Alors que la communauté internationale peut soutenir les investissements sur le continent, priorité absolue doit être donnée aux infrastructures énergétiques africaines afin de soutenir la demande intérieure.
À deux mois de la 27e session de la Conférence des parties (COP 27) en Égypte, qui sera consacrée aux moyens de remplir les engagements de décarbonation et aux financements de l’adaptation au changement climatique des pays développés, la Russie a annoncé la fermeture du gazoduc Nord Stream 1, aggravant ainsi la crise énergétique. Sécurisation des stocks, nouveaux fournisseurs, avancement des ports de GNL, appel à la sobriété des citoyens et préparation à des rationnements cet hiver ont été décidés.
L’Europe regarde aussi du côté de l’Afrique : de nouveaux contrats ont été signés avec l’Algérie et l’Égypte, et des chantiers GNL s’achèvent au Sénégal et en Mauritanie. En revanche, augmenter les exportations nécessitera des investissements dans de nouveaux projets, la capacité des producteurs actuels étant insuffisante.
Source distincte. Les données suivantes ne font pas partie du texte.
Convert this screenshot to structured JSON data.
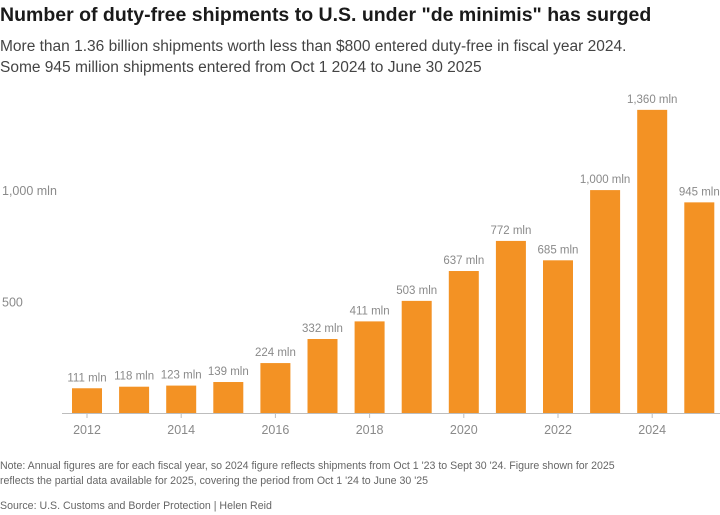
{
  "title": "Number of duty-free shipments to U.S. under \"de minimis\" has surged",
  "subtitle": [
    "More than 1.36 billion shipments worth less than $800 entered duty-free in fiscal year 2024.",
    "Some 945 million shipments entered from Oct 1 2024 to June 30 2025"
  ],
  "note_lines": [
    "Note: Annual figures are for each fiscal year, so 2024 figure reflects shipments from Oct 1 '23 to Sept 30 '24. Figure shown for 2025",
    "reflects the partial data available for 2025, covering the period from Oct 1 '24 to June 30 '25"
  ],
  "source": "Source: U.S. Customs and Border Protection | Helen Reid",
  "colors": {
    "bar": "#F39224",
    "label": "#8a8a8a",
    "axis": "#bdbdbd"
  },
  "chart_data": {
    "type": "bar",
    "categories": [
      "2012",
      "2013",
      "2014",
      "2015",
      "2016",
      "2017",
      "2018",
      "2019",
      "2020",
      "2021",
      "2022",
      "2023",
      "2024",
      "2025"
    ],
    "values": [
      111,
      118,
      123,
      139,
      224,
      332,
      411,
      503,
      637,
      772,
      685,
      1000,
      1360,
      945
    ],
    "data_labels": [
      "111 mln",
      "118 mln",
      "123 mln",
      "139 mln",
      "224 mln",
      "332 mln",
      "411 mln",
      "503 mln",
      "637 mln",
      "772 mln",
      "685 mln",
      "1,000 mln",
      "1,360 mln",
      "945 mln"
    ],
    "x_tick_labels": [
      "2012",
      "2014",
      "2016",
      "2018",
      "2020",
      "2022",
      "2024"
    ],
    "y_ticks": [
      500,
      1000
    ],
    "y_tick_labels": [
      "500",
      "1,000 mln"
    ],
    "ylim": [
      0,
      1400
    ],
    "unit": "mln",
    "grid": false
  }
}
Les opportunités de marché à court terme ne doivent pas faire oublier le probable déclin des revenus des exportations à l’avenir. Sur le long terme, les projets de gaz naturel risquent de ne pas rentrer dans leurs frais si la demande baisse, comme le prévoient les objectifs zéro émission des prochaines décennies. Par conséquent, les producteurs africains se trouvent face à des choix difficiles : trouver l’équilibre entre la récente hausse des prix et l’incertitude des exportations sur le long terme, sans oublier de couvrir la demande intérieure en énergie.
Accès universel
Dans le scénario « Afrique durable », l’Agence internationale de l’énergie (AIE) explore une voie qui répond aux objectifs énergétiques du continent : atteindre un accès universel à l’énergie d’ici à 2030, alimenter une économie plus importante de 50 % et répondre aux engagements climatiques. Dans ce scénario, les énergies bas carbone représentent la majorité de cette croissance, mais le gaz et le pétrole restent cruciaux et constituent les deux-tiers de la production énergétique du continent.
Si plus de 5 000 milliards de m³ (bcm) de gaz naturel ont été découverts en Afrique, ils ne sont pas encore approuvés pour exploitation. Ces ressources pourraient fournir les marchés de 90 bcm supplémentaires chaque année d’ici à 2030, ce qui s’avérerait vital pour l’industrie, les engrais ou encore la désalinisation de l’eau. Les émissions de CO2 consécutives à cette exploitation seraient d’environ 10 gigatonnes, portant la part de l’Afrique à seulement 3,5 % des émissions globales contre 3 % aujourd’hui.
Priorité à la demande intérieure
Alors que les gouvernements et les sociétés internationales envisagent des investissements, ils doivent penser à financer les infrastructures énergétiques du continent, indispensables au progrès économique, ainsi que les besoins d’adaptation climatique. Tout nouvel investissement dans ce secteur doit prendre en compte la demande intérieure en priorité, d’autant que la crise a durement affecté les Africains, confrontés à des prix de l’énergie et des denrées inabordables, une inflation et une dette grandissante.
La communauté internationale et les banques de développement doivent faire de l’augmentation des flux financiers vers l’Afrique en matière de climat une priorité absolue. Il s’agit de fournir de l’énergie à plus de 600 millions de personnes sans accès à l’électricité, et aux 970 millions d’Africains qui ne disposent pas de combustible de cuisson « propre ».
Atteindre l’accès à l’énergie moderne nécessitera 25 milliards de dollars par an jusqu’à la fin de la décennie, une somme qui représente moins de 1 % des investissements annuels globaux dans le secteur, et qui correspond à la construction d’un terminal GNL.
Assurer les besoins énergétiques de l’Afrique est dans les moyens de la communauté internationale. Mais alors que le continent a le potentiel d’aider l’Europe, diriger ces investissements vers le développement de la demande intérieure africaine doit rester une priorité indépassable.